Entendido que o parlamentarismo tinha os seus defeitos e que a democracia não conseguia responder aos problemas sociais, só um regime autoritário e militarizado serviria. O Japão teria de retomar a sua pujança e seguir o caminho do imperialismo. O exército começa a ser visto como o único elemento de ordem na sociedade e o único que pode salvar o país do caos em que se encontrava. Para isso muito contribuiu o facto de o poder militar ter autonomia face ao poder político, garantida pela constituição de 1889.
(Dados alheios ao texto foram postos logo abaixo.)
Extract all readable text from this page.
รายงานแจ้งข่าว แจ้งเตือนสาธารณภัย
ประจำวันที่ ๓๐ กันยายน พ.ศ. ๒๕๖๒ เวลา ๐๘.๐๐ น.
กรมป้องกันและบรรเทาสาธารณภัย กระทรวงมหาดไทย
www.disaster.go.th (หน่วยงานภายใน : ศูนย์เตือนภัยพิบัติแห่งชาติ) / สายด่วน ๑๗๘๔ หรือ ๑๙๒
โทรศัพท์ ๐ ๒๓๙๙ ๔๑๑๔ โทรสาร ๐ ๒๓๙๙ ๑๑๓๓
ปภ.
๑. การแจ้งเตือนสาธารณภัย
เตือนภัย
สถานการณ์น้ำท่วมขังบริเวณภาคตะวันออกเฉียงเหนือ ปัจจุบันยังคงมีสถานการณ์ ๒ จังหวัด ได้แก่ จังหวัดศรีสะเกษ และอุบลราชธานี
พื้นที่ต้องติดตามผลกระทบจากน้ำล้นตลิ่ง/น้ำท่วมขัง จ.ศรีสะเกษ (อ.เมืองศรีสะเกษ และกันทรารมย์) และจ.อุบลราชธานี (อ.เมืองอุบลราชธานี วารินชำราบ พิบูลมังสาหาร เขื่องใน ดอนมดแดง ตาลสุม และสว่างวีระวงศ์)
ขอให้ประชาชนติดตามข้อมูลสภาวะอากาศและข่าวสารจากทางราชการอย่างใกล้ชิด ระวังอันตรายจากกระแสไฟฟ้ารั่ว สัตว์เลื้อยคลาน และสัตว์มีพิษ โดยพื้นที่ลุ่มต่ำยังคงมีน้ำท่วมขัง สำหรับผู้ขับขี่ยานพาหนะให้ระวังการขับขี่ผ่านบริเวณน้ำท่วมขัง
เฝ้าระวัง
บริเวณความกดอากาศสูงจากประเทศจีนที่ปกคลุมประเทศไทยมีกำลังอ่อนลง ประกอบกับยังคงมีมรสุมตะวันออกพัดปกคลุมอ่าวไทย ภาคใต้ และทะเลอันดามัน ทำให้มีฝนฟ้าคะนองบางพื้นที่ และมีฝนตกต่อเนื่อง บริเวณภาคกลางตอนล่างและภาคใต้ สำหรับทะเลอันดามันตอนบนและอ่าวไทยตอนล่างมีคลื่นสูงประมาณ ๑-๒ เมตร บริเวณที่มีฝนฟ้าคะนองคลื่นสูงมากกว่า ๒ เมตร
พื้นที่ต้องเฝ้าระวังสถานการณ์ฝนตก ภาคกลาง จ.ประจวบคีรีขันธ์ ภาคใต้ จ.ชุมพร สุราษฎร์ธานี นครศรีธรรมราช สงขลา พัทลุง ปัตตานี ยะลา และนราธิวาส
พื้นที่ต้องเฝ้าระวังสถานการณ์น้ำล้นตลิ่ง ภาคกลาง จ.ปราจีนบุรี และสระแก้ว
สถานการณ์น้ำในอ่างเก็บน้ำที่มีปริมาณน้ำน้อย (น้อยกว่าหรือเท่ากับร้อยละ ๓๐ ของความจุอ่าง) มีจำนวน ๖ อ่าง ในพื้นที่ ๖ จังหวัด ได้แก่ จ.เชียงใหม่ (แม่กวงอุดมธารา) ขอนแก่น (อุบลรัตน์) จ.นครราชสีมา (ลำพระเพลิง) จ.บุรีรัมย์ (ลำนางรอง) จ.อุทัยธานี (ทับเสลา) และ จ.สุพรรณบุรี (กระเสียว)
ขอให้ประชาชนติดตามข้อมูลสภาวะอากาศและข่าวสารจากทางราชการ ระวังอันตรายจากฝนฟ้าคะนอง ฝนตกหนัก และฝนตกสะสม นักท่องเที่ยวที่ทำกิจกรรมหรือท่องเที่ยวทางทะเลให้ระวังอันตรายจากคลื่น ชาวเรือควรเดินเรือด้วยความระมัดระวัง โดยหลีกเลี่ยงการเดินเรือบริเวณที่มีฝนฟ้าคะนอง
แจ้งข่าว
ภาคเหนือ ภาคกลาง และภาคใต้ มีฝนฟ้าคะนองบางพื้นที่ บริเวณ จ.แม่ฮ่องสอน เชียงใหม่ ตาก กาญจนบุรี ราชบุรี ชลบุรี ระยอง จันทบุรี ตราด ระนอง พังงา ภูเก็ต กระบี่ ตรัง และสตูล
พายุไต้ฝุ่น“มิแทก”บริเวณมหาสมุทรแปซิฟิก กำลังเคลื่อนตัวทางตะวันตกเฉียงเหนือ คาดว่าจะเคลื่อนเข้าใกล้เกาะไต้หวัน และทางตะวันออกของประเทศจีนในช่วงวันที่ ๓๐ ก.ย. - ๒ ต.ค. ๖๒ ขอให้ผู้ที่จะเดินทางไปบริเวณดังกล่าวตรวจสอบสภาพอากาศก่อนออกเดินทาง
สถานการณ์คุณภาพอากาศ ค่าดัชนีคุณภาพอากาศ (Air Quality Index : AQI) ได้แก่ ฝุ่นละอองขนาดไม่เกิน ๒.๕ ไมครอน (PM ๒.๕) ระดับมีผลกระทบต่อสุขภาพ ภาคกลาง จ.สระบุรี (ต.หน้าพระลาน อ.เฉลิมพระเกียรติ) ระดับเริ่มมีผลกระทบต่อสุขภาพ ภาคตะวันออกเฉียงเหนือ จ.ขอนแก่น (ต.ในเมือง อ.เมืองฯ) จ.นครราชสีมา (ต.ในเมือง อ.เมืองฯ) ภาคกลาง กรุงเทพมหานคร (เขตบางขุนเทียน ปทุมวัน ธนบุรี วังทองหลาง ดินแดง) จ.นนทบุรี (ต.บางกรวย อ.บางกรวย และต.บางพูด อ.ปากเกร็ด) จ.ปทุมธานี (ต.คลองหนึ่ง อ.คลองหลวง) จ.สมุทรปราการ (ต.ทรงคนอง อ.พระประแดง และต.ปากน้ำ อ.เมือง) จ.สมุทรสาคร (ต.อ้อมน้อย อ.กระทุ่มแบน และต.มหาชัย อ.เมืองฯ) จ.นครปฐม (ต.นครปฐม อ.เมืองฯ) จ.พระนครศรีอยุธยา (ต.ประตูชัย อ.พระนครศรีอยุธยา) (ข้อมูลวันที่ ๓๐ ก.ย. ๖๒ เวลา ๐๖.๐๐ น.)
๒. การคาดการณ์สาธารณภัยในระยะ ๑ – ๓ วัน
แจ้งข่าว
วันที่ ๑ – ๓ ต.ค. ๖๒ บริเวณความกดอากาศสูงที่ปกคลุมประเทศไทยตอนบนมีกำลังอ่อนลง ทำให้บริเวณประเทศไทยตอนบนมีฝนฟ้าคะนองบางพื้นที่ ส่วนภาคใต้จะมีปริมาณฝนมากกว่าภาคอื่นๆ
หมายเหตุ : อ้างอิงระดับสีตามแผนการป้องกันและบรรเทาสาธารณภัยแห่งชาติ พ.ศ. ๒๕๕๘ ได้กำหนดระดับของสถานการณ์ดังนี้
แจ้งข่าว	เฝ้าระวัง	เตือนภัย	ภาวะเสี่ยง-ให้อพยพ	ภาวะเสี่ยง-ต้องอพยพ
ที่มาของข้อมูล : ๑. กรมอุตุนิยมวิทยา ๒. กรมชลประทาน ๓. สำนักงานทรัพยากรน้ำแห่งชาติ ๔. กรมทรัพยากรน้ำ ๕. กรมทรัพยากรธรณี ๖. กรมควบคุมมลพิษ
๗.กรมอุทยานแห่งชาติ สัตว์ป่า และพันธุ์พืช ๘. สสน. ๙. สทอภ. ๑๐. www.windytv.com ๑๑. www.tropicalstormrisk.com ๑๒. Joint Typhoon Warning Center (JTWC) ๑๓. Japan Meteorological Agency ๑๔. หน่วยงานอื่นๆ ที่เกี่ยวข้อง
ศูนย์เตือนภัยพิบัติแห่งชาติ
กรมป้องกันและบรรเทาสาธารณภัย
Eram tempos da Restauração Shoa, em que a educação vai ser usada como um mecanismo de fortalecimento de uma forma de nacionalismo centrada na figura do imperador. O imperador era agora Hirohito, e a ele competia-lhe, nesta segunda restauração imperial, reiniciar a expansão imperial. A necessidade de matérias primas levou à opção pela ocupação de territórios fundamentais para o crescimento e expansão do Japão. É neste contexto que acontece o Incidente da Manchuria. O Japão tinha assegurado o controlo dos caminhos de ferro do sul da Manchuria, considerados necessários para a deslocação de mercadorias. Há um atentado a uma destas linhas, impedindo a circulação, e o Japão hiperbolizou este incidente dizendo que a China havia tentado perturbar os interesses japoneses. Há quem defenda, no entanto, que este atentado foi criado pelo próprio exército imperial japonês, no sentido de ser colocada a culpa nos chineses, e dai desenvolvido um pretexto para se agir. Os japoneses decidem, então, invadir e ocupar a Manchuria e em 1931 é criado o estado fantoche Manchukuo. Prosseguindo um pensamento estratégico, a economia planificada é experimentada aplicar aí. É criada a ideia de que o Japão pode subsistir por si só e, em consequência, em 1932 o Japão retira-se da Sociedade das Nações, assumindo que irá garantir a paz em toda a Ásia e levar o desenvolvimento até ela, sendo o Japão o interlocutor asiático com o mundo ocidental. O messianismo mostrava-se novamente.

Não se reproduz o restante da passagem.